Sharpe is the alter ego of Alex Ebert, formerly of the new wave indie rockers Ima Robot, who seems to have regressed to the state of a flower-child. Along with his 10 or 12 other band members, The Magnetic Zeros seem to be more like a family of gypsy musicians than a band. Traveling around LA in an old panted bus, complete with a driver named Cornfed, the album was recorded as a group effort over the corse of a year on a analog 24-track tape machine from 1979. There are several gems on Up From Below, from the pop sing-a-long "Janglin" to the melancholy "Desert Song".

By far the standout track on the album is "Home", a Cash/Carter inspired duet between Ebert and girlfriend Jade Castrinos.
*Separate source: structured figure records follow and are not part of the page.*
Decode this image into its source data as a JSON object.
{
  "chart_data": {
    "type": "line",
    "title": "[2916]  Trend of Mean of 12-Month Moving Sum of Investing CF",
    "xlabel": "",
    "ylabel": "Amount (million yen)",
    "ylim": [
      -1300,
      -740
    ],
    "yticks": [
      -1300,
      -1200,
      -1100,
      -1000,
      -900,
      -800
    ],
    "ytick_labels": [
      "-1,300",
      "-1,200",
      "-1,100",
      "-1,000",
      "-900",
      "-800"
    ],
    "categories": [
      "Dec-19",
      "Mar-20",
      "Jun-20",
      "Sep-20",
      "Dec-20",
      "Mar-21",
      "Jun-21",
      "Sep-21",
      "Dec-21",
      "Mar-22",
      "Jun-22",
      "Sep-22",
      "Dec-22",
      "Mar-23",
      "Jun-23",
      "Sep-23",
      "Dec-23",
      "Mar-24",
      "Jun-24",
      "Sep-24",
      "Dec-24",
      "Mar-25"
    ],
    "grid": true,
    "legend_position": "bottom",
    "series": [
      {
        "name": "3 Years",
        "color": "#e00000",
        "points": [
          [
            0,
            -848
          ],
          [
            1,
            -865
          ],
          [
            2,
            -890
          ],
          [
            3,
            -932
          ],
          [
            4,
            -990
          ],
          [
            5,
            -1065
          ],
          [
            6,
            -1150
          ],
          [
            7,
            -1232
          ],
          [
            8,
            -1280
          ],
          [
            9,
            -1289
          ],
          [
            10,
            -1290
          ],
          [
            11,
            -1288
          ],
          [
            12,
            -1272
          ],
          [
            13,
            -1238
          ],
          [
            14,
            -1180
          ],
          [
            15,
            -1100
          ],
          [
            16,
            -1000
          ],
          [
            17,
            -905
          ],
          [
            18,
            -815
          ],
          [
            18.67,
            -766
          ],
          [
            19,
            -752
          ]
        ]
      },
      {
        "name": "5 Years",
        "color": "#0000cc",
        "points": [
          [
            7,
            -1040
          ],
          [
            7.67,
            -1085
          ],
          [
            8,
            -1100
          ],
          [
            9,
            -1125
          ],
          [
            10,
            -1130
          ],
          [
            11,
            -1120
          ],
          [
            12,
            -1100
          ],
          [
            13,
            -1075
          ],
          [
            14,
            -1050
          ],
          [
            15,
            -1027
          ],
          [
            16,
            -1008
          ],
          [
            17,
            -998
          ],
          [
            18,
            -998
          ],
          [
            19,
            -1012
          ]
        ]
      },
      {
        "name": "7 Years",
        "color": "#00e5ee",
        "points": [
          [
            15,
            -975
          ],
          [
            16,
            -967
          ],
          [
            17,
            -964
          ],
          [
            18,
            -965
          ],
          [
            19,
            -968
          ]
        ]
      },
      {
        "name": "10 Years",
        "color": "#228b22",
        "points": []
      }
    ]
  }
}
A great song that is already getting praise on college radio station with lyrics such as, "Home, let me come home/Home is wherever I'm with you". The best part of the song is the story Ebert tells of the time Jade fell out the window and almost bled to death while smoking the cigarette she feared would be her last in the back seat on the way to the hospital.

The band is now working on a series of short films based on each of the albums 13 tracks. The first of these films, Desert Song, was released in early June and will soon be followed by the second installment, Kissed Over Babylon.